When children behave like their parents, we say: “Like father, like son” or “the apple does not fall far from the tree.” David’s children had observed him committing sexual sin and murder. So it is not surprising that they engaged in similar activity. In fact, this was one of the consequences of David’s sin prophesied by Nathan (2 Sam. 12:10–12).
When David heard about Amnon’s rape of Tamar, he was angry but did nothing (2 Sam. 13:21). Kings were supposed to uphold justice. Perhaps David felt he lacked the moral standing to judge Amnon given his own behavior with Bathsheba and what he did to Uriah. Regardless, his passivity in the face of evil allowed this situation to take an even darker turn.
Absalom did not forget what had happened to his sister and waited patiently for an opportunity for revenge. It is important to distinguish between justice and revenge. Justice seeks closure and includes vindication for the victim and appropriate punishment for the guilty party. Revenge is more focused on satisfying a personal vendetta. Nothing Absalom did in this chapter would vindicate or help his sister. It also would not publicly hold Amnon accountable for his actions.
The time of sheep shearing was a festive one in Israel. It was a time to celebrate the Lord’s provision. Absalom invited all the king’s sons to join in the festivities, including Amnon (v. 27). When the time was right, Absalom ordered his servants to kill Amnon (v. 28). At first David heard a report that Absalom had killed all his sons, but soon discovered that only Amnon had died (vv. 30–33). David mourned the death of his son publicly with the rest of his family (v. 36), while Absalom fled for his life to Geshur (v. 38).

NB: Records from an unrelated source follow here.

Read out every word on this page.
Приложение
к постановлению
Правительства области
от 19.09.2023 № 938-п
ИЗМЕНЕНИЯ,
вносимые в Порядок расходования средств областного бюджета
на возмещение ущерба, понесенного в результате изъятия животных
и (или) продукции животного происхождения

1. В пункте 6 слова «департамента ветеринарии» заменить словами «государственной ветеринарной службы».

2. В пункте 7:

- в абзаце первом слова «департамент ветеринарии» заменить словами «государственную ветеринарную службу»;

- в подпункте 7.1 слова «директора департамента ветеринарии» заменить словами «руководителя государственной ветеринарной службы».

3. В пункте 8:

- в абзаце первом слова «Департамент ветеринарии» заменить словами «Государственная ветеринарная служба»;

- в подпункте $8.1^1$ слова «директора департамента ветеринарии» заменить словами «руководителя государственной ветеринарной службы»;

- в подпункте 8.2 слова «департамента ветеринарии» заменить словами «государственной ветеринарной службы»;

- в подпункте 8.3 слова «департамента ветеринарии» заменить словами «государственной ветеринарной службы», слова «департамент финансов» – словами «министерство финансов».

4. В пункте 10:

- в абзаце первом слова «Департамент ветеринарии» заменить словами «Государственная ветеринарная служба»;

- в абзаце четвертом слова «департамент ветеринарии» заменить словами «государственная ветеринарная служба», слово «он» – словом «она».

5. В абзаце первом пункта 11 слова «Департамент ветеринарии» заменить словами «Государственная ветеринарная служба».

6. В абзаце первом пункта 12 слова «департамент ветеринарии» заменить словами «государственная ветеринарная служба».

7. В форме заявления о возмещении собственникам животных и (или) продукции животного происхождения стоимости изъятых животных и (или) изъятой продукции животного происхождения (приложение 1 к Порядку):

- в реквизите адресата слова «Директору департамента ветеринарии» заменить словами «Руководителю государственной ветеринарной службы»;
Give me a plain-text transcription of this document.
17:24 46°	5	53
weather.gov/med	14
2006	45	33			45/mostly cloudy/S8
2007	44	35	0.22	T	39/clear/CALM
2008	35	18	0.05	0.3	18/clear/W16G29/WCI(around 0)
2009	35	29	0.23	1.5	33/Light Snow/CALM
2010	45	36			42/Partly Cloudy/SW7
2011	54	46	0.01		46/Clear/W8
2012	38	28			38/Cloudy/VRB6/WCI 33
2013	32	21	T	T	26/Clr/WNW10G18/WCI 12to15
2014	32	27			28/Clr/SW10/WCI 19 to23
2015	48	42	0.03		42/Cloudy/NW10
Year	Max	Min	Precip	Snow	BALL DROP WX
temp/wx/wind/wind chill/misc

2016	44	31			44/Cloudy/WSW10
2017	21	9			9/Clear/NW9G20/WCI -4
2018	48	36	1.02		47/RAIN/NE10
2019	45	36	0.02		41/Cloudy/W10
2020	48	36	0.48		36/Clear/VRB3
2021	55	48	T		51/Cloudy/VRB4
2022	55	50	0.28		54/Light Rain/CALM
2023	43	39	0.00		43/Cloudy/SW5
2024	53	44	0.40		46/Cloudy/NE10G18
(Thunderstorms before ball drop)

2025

>> God does not remain passive in the face of evil but has sent His Son to atone for sin and make forgiveness and reconciliation possible. He also has promised that one day all wrongs will be made right.
Where do justice and forgiveness intersect? Lord, we are prone to over emphasizing one good thing at the expense of another. How do we uphold justice without bitterness? How do we forgive without excusing evil?